馬翠花顫抖著、抽泣著,不願意相信這就是訣別之刻,而父親回應她的是一聲暴喝:“滾犢子!分幾路朝不同地方滾!不能全交待在這兒……”馬大疤沒有說完,也不需要說完,包括他自己在內的,從毛大帥時期一直奮戰到現在,碩果僅存的老兵十五人,朝著數量絕對優勢的敵軍開始了最後一輪沖鋒……不成比例的刀刃激突,飛蛾撲火的戰力對比,他們知道活不了,也沒想活下去,唯一讓他們欣慰的的就是身後漸漸遠去的腳步聲,這就是價值,他們拼死斷後所換來的一點點希望的價值……

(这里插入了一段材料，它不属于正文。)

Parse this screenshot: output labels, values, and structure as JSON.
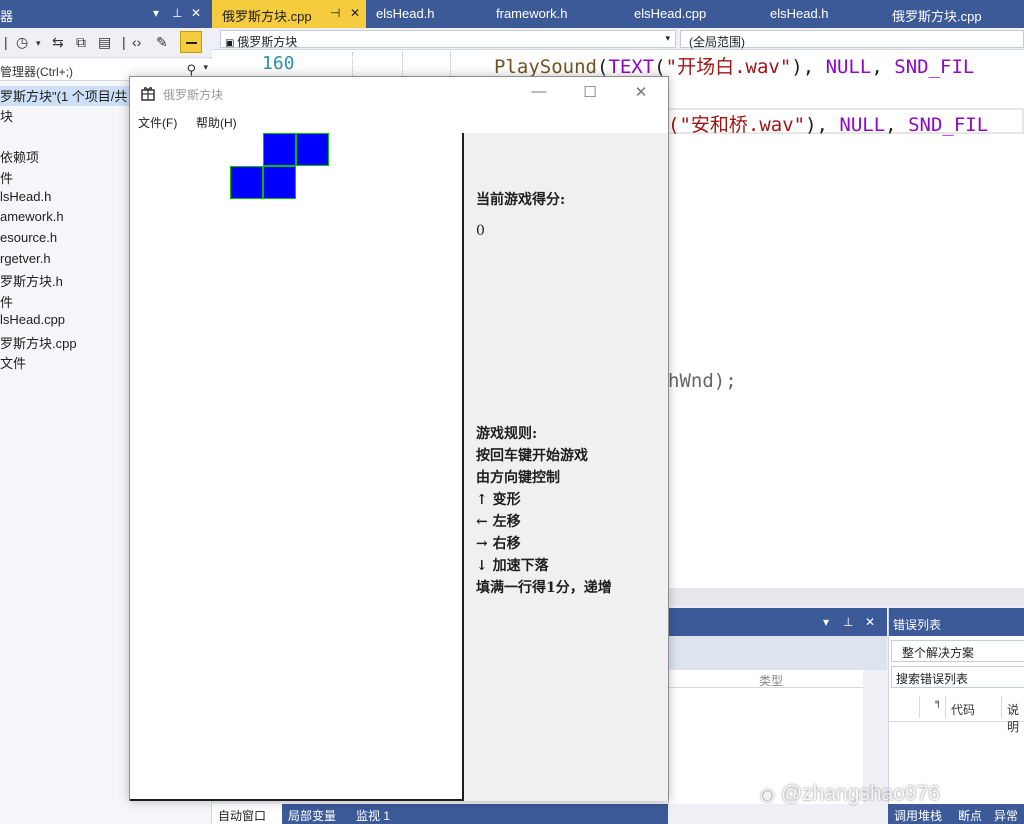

翟洪的腰刀砍進了馬大疤的左肩,格爾泰更寬闊、更厚重的刀刃則砍斷了他的右臂,如此深重、壓倒性的疼痛,馬大疤卻努力地笑著,這是嘲諷的笑,是不屈服的笑,是傲桀不馴的笑,這個在山林間率餘部與清軍周旋了十餘年的好漢就是如此,敵人可以最終殺死他,卻沒法真正打敗他。

格爾泰的刀鋒終於切開了馬大疤的咽喉,痛苦和仇恨,隨著窒息變得模糊起來……他,沈入了他的黑暗。